Le
15 octobre sera le premier anniversaire du mouvement mondial #Occupons. J'y ai
milité une bonne partie de l'année et je suis heureux de voir aujourd'hui à
quel point les personnes qui sont passées par Occupons Montréal sont encore
motivées et agissent directement sur la réalité qui les entoure. Dans mon
prochain billet, je ferai le recensement de toutes les initiatives en cours auxquelles
ont contribué des anciens militants d'Occupons Montréal. Mais aujourd'hui, je
vous livre un texte inédit que j'ai écrit le 28 mars 2012, à l'époque où il y
avait encore des assemblées générales du mouvement. Ce qui me frappe, c'est à
quel point ce texte est encore d'actualité en ce qui a trait aux rassemblements organisés par les citoyens en dehors des structures officielles que sont les partis politiques, les universités et les organismes sans but lucratif financés par le gouvernement et les entreprises privées.
Occupons
Montréal et le mouvement des Indignés
Qu'est-ce que c'est?
Occupons Montréal est la manifestation locale d'un mouvement
mondial de protection et de promotion de la dignité humaine communément
appelé le mouvement des Indignés.
Caractéristiques
générales des rassemblements
Les rassemblements se tiennent dans des lieux publics.
Un rassemblement est appelé une «occupation» et s'organise
de façon informelle pour combler les besoins en nourriture, en abris et pour
favoriser les échanges entre les participants.
Chaque rassemblement organise des assemblées pour prendre
les décisions qui ne peuvent pas être prises de façon informelle par les
individus et les groupes d'affinités.
Principes d'organisation
Horizontalité : Il n'y a pas de hiérarchie officielle
au sein du mouvement. L'importance est placée sur les relations humaines et le
sentiment de communauté.

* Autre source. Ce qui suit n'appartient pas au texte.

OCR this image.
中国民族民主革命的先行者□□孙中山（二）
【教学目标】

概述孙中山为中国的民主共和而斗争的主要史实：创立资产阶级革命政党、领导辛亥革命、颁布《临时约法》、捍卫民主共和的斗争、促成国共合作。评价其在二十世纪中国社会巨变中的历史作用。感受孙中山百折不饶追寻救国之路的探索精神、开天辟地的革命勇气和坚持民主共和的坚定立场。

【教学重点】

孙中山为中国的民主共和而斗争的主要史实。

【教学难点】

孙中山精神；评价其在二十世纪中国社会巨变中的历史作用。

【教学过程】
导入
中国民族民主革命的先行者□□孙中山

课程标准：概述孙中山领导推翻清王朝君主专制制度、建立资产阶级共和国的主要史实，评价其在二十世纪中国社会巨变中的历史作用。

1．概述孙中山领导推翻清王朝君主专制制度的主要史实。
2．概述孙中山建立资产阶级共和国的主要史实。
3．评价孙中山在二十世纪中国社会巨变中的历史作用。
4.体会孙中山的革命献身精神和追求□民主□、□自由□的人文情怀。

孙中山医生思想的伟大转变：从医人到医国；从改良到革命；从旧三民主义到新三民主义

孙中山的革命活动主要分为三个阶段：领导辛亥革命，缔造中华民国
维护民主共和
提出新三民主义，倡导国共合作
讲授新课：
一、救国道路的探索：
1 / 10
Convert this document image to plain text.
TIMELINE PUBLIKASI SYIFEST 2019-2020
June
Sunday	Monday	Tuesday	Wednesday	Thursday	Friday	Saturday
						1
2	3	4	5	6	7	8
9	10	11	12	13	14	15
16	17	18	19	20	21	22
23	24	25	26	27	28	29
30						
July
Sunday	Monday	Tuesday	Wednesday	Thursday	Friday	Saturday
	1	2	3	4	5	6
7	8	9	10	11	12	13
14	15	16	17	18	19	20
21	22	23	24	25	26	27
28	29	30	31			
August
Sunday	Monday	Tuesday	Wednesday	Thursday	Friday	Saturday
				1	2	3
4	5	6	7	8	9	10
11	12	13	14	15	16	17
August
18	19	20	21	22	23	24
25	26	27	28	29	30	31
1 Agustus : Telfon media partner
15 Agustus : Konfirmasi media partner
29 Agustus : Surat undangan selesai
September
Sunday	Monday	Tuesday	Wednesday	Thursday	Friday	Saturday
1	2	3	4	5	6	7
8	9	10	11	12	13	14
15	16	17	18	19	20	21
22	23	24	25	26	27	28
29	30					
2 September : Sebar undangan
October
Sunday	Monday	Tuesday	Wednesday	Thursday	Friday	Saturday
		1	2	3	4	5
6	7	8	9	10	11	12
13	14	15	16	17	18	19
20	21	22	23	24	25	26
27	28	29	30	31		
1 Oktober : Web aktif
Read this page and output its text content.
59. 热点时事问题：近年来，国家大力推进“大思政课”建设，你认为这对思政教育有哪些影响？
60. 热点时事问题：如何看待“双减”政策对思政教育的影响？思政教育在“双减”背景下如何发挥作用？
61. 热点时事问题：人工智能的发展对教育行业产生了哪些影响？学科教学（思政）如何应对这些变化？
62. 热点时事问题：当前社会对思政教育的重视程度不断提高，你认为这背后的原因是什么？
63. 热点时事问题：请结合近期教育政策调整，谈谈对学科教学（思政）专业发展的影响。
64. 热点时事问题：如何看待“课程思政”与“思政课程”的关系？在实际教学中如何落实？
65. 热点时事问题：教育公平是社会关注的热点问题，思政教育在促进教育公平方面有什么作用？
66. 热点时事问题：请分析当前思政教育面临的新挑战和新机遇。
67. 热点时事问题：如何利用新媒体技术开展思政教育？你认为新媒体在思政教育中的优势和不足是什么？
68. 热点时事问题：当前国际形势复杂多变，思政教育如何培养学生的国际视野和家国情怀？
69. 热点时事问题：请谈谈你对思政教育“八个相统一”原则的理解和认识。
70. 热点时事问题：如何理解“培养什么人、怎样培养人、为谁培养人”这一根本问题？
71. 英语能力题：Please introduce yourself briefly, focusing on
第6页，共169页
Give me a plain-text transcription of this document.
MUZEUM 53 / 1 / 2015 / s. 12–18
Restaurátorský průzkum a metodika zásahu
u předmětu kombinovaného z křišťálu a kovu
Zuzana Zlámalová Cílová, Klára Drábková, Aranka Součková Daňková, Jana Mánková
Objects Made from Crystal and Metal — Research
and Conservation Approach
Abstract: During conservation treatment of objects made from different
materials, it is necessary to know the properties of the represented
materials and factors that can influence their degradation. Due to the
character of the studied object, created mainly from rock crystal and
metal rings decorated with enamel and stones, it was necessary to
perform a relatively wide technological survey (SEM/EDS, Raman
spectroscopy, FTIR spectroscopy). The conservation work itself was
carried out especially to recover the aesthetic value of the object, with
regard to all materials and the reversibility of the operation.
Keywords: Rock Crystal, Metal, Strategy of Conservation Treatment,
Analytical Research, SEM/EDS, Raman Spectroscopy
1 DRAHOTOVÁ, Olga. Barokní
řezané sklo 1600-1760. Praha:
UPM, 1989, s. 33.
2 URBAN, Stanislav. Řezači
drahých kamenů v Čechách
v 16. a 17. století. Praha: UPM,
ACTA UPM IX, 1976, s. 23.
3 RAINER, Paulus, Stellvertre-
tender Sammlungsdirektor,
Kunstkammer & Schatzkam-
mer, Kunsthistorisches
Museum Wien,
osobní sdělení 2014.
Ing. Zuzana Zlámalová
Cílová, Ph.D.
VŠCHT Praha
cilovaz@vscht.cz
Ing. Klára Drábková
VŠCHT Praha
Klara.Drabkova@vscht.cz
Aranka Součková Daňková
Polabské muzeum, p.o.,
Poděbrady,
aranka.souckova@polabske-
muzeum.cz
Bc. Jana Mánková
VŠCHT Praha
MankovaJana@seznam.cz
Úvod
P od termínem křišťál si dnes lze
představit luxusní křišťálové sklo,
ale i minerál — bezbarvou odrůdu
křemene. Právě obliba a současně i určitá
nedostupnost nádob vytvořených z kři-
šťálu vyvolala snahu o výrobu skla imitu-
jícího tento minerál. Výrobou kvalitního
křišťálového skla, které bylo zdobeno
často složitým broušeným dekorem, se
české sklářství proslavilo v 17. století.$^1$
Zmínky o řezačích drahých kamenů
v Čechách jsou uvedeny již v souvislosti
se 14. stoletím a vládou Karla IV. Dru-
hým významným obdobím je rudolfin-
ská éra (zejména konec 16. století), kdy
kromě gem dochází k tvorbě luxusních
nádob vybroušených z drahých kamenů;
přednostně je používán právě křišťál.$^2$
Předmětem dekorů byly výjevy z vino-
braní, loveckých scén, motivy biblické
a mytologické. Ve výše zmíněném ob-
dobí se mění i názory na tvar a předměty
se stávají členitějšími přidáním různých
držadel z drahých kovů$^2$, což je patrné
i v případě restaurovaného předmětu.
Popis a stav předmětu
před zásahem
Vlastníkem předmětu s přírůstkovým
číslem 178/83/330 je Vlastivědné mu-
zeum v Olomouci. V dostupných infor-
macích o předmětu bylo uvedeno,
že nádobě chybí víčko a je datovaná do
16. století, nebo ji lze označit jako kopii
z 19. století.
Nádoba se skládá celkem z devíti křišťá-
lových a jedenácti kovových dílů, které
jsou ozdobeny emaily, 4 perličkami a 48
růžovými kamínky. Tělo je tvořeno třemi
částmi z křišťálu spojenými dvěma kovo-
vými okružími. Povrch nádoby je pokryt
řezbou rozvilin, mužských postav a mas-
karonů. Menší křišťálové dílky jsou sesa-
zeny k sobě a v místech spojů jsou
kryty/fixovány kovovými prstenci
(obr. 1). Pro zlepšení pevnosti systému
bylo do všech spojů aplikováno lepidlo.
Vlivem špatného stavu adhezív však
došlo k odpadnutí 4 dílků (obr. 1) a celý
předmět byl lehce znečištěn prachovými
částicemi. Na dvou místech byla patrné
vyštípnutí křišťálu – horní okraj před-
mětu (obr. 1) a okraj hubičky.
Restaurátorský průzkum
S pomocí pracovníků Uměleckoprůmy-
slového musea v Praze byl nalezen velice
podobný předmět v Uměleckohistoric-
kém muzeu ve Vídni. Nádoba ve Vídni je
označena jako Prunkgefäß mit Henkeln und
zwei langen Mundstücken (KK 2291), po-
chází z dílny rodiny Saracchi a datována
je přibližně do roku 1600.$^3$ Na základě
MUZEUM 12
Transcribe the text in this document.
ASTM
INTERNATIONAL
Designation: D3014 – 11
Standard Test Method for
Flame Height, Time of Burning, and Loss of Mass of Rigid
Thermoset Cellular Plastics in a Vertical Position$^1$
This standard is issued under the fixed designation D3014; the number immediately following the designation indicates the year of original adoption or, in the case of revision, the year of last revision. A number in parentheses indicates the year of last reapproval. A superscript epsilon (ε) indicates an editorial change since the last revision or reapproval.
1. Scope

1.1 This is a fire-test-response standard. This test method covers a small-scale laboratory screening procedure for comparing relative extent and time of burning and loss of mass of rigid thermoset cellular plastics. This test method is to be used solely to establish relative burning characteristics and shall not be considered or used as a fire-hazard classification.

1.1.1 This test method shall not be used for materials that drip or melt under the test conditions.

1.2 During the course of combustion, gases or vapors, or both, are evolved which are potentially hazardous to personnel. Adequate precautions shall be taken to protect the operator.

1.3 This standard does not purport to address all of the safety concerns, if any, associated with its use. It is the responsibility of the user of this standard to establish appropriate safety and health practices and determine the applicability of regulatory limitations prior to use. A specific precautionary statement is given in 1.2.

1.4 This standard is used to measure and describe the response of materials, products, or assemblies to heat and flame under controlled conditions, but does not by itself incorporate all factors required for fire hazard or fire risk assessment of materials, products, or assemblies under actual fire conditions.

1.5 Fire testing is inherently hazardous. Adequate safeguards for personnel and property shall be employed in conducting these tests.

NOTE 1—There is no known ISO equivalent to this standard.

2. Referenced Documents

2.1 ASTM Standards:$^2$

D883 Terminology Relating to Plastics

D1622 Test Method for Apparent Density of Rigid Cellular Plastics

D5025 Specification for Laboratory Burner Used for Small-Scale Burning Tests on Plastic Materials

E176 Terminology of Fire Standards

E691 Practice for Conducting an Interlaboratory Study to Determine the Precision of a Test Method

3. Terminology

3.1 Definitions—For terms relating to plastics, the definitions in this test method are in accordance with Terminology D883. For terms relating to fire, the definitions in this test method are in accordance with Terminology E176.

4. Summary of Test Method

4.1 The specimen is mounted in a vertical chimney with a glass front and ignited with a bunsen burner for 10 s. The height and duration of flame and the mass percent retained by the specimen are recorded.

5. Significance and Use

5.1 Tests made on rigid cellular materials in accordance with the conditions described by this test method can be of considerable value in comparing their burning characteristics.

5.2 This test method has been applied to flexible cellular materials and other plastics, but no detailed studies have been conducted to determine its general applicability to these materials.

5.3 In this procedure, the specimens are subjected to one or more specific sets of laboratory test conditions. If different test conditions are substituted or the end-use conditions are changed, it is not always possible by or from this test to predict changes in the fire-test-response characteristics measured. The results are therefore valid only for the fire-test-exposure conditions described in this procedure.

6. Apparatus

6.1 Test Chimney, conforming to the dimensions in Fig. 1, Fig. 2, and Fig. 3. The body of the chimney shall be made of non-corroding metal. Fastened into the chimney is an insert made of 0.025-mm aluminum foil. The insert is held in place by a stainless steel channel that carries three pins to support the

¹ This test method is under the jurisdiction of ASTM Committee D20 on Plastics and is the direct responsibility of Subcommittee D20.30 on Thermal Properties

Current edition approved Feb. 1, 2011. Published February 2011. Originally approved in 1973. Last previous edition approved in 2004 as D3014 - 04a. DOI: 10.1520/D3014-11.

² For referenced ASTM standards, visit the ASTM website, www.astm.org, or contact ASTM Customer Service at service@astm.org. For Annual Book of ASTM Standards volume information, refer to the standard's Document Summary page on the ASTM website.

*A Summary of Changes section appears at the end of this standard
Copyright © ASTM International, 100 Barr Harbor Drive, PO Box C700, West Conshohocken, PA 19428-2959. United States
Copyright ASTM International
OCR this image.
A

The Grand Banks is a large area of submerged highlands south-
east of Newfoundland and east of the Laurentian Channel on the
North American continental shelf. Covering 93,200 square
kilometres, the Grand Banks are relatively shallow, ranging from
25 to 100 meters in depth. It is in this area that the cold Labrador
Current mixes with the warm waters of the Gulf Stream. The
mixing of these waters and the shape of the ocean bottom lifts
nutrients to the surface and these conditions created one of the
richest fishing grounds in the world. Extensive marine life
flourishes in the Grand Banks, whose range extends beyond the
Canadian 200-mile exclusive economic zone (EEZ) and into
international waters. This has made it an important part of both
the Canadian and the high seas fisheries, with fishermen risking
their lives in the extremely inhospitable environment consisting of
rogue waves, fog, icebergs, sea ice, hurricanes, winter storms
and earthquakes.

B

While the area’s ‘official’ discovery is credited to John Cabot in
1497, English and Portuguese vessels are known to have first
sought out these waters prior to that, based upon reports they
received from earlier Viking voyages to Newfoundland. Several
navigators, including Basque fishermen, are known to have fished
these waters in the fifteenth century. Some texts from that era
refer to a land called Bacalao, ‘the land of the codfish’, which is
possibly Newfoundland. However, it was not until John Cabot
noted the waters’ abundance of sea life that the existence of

Chacun est encouragé à prendre des initiatives et à
faire preuve de jugement quand aux impacts de ses actions et de ses paroles sur
les autres.
Diversité : Les rassemblements sont ouverts à tous
sans discrimination de race, de sexe, d'âge, de richesse, de scolarité, de
condition physique ou mentale. Les différences sont appréciées et respectées. Les
conflits sont résolus par la parole et toujours dans l'optique de préserver la
bonne entente de l'ensemble de la communauté.
Transparence : Chacun est encouragé à mettre plus de
conscience dans ses paroles et dans ses gestes et à communiquer ses intentions et ses sentiments.
Les émotions sont respectées et protégées.
Cercles de parole
Un cercle de parole est une réunion d'individus qui prennent
la parole à tour de rôle. Chacun est libre de se joindre ou de quitter un
cercle de parole en cours. Un cercle de parole peut se concentrer sur un sujet
précis ou bien être une discussion d'ordre général.
Groupes d'affinités
Un groupe d'affinité est formé d'individus qui se réunissent
régulièrement pour discuter d'un sujet ou pour exercer une activité. Un groupe
d'affinité est joignable et ses réunions sont annoncées à l'avance. Un groupe
peut choisir de tenir des réunions ou de faire son activité dans un espace
soumis à des règles acceptées par la communauté. Par exemple : des règles
d'hygiène dans une cuisine, des règles comptables pour l'administration, des
règles de facilitation pour une discussion. Lorsque des groupes d'affinités se
forment dans le but d'exercer une
activité ou de préparer une proposition, ils sont encouragés à se coordonner
avec les autres en participant au conseil des groupes.
Conseil des groupes
Le conseil des groupes est un espace d'information et de
coordination. Les groupes nouvellement formés s'y font connaître. Les groupes
actifs y présentent des comptes-rendus de leurs activités ou de leurs
discussions. C'est l'endroit privilégié pour faire connaître une action en
préparation et obtenir de l'aide logistique pour sa réalisation.
Assemblée générale
L'assemblée générale est un espace d'information et de prise
de décision. On y fait le compte-rendu des derniers événements et on y annonce les
actions à venir. Lorsque des décisions importantes doivent être prises concernant
tout le rassemblement, c'est là qu'on fait des propositions sur lesquelles
l'assemblée va se prononcer.
Comment participer?
La meilleure façon de participer à un rassemblement dépend
du tempérament de chacun. On peut parler avec des participants et nouer des
liens. On peut se joindre à un cercle de parole en cours. On peut aussi
approcher quelqu'un qui exerce une activité qui nous intéresse et offrir de
donner un coup de main. Au bout d'un certain temps, on se fait une idée des
valeurs et du sentiment de communauté qui sont installés dans le rassemblement.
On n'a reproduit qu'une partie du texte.